LAHORE: At this point, the government’s repeated claims that a deal with the International Monetary Fund (IMF) is only a few days away have become laughable. On Tuesday, Interior Minister Rana Sanaullah said the agreement with the lender would be inked formally during next week.
The claim came during a public address in the interior minister’s native Faisalabad. But such claims by different government officials have become a dime-a-dozen. The only question is whether the government is still trying to (albeit desperately) convince the public or convince itself.
The mantra of right around the corner has been repeated ad nauseum since at least January, when finance minister Ishaq Dar gave up on his misguided plan of fighting the IMF. Those initial months where the government and the IMF were engaged in a Mexican standoff have brought the country close to default.
The IMF team came to Pakistan on the 1st of February, which was already pretty late in the context of the 9th review. What is however more important is the way in which their arrival was anticipated by the government. In the start of December 2022, the Finance minister Ishaq Dar assured that within 2 weeks, friendly countries would lend $3 billion to Pakistan after which the IMF deal will come through.
On the 9th of January, the Prime Minister of Pakistan stated that the IMF team is about to arrive in a couple of days. Weeks turned into months, days turned into weeks, but when the IMF team finally arrived, on the 1st of February, Pakistan was still not able to secure the Staff Level agreement. The two week long visit was followed by negotiations that were supposed to happen virtually.
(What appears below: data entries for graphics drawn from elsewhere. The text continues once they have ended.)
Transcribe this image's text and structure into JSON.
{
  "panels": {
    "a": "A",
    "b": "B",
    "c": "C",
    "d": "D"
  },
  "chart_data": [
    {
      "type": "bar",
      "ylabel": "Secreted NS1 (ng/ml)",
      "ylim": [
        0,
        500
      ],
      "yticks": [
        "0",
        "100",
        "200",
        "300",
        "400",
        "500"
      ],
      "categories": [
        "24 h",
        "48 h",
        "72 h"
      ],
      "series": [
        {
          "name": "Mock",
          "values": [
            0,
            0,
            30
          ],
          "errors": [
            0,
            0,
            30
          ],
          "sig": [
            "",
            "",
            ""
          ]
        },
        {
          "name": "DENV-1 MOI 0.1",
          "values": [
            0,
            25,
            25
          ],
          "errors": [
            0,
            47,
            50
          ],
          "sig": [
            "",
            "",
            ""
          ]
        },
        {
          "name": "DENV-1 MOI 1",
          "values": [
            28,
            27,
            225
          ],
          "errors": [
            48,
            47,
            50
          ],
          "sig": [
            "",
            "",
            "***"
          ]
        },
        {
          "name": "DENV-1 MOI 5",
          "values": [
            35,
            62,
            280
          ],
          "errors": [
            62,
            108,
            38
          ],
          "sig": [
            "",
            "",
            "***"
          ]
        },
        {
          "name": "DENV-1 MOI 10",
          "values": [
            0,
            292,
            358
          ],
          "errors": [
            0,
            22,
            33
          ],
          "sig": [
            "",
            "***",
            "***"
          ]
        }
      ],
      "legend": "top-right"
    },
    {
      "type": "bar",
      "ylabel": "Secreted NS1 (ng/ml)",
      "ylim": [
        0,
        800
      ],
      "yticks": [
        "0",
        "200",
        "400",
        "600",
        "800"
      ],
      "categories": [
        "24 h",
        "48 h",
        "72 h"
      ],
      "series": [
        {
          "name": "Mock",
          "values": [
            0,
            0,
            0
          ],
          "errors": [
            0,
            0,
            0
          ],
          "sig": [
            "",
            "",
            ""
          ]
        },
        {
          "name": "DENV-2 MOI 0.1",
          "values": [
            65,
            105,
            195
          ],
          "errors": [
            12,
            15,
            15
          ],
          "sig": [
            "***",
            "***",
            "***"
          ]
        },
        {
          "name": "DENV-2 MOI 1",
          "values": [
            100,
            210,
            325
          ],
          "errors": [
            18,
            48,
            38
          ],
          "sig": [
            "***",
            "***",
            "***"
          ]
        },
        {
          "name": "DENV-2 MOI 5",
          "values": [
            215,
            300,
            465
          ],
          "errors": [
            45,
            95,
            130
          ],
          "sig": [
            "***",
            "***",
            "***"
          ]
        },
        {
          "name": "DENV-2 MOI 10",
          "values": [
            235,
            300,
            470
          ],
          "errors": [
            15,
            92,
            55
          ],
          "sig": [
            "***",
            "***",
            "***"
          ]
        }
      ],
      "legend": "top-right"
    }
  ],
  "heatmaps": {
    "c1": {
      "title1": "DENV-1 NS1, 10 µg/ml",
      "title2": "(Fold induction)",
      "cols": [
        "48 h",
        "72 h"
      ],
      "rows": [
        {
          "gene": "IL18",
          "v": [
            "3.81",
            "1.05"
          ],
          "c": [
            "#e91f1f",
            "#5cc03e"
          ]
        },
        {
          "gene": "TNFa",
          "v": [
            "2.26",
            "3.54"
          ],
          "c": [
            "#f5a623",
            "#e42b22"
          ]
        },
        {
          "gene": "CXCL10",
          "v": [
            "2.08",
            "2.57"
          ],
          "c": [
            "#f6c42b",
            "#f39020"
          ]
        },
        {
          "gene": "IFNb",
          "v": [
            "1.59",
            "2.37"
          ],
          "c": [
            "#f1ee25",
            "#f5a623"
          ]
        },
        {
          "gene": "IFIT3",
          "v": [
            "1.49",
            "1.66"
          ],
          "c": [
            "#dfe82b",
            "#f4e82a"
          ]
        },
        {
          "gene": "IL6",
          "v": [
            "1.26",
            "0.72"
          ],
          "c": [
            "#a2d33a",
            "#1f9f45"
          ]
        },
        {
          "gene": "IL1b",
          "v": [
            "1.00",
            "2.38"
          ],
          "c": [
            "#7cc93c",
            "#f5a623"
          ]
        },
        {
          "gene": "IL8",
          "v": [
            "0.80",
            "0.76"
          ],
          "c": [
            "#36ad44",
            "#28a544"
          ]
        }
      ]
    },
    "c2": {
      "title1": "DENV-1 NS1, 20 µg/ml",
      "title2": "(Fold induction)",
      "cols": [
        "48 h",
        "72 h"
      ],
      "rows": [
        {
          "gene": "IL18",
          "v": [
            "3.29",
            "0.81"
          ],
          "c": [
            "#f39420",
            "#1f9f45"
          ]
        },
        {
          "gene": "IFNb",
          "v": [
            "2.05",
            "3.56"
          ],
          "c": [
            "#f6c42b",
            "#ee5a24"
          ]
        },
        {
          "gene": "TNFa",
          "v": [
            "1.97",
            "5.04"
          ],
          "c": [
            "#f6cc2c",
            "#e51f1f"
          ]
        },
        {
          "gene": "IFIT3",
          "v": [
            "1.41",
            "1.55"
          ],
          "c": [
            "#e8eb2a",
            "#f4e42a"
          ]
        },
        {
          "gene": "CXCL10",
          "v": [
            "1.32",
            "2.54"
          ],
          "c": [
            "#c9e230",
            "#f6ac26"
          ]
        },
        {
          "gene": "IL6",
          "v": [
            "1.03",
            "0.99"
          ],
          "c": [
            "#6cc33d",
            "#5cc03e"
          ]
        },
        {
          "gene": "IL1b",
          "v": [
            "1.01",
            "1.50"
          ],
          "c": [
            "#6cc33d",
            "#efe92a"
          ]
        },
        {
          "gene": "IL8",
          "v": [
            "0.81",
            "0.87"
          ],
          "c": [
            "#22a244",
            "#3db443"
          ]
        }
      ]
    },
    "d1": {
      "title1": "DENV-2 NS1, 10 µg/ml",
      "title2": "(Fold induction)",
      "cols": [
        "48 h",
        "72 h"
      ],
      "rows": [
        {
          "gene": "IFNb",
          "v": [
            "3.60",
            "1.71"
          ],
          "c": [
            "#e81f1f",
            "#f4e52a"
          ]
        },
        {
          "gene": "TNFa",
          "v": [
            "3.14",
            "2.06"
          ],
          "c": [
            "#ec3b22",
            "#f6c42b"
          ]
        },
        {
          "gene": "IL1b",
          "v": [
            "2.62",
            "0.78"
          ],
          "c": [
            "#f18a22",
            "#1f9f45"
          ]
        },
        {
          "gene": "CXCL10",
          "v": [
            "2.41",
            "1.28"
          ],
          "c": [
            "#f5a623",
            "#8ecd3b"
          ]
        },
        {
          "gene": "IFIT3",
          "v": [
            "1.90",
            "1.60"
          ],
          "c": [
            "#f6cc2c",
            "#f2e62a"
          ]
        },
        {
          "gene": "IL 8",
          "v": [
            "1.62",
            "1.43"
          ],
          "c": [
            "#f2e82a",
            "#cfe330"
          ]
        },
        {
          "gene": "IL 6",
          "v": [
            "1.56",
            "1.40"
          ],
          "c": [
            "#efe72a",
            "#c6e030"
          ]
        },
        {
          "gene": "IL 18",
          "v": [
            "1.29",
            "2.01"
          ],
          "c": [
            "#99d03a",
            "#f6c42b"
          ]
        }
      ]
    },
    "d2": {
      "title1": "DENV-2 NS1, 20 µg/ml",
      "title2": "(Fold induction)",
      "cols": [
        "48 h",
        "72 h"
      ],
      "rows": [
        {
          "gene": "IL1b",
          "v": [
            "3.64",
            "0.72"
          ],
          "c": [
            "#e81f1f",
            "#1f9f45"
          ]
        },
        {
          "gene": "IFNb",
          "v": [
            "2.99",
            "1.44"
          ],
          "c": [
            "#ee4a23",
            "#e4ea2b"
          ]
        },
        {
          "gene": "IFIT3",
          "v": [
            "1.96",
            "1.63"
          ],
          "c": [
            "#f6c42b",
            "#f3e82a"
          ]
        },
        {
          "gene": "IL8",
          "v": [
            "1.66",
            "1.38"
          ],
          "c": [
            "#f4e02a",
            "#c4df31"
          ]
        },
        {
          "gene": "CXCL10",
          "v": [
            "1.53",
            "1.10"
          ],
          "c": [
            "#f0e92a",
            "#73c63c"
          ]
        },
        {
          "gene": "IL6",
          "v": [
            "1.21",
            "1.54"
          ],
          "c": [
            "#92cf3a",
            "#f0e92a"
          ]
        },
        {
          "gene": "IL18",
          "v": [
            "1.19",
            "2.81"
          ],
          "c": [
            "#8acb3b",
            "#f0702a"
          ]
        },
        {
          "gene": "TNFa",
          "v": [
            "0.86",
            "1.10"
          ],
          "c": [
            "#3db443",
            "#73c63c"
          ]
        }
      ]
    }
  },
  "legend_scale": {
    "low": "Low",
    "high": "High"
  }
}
Little to no news left the boardrooms of these negotiations with the IMF but one after the other, steps were taken in lieu of the IMF prior conditions. Contentions on fiscal budget, revenue collection, exchange rate and smuggling all were resolved, and Pakistan imposed additional taxes worth Rs 170 billion. Currency was depreciated but the SLA still did not come through. While presenting the finance (supplementary) bill in the Parliament on the 20th of February, the finance minister said that this was the last step required to fulfill the IMF program.
Later, it was State Minister for Revenue Aisha Ghaus Pasha that said written assurance from friendly countries of financing to Pakistan is something that the IMF team requires. What is perhaps because of the tall claims made by Ishaq Dar last year, Pakistan now has to prove the worth of its friendships.
Since then, the entirety of the Q-block has maintained that the IMF deal is about to materialize. These presumably last minute housekeeping issues that took a month to resolve finally seem to have come to a close. After a long wait, Saudi Arabia has assured its financing of $2 billion dollars to the IMF. The UAE has also given assurances.
At this point, the IMF deal might actually be close. But with political instability rising in the country and the government out of power outside Islamabad, it is anyone’s guess. The problem is, even if the staff level agreement is signed, the government’s claims have become worth not more than words in the air.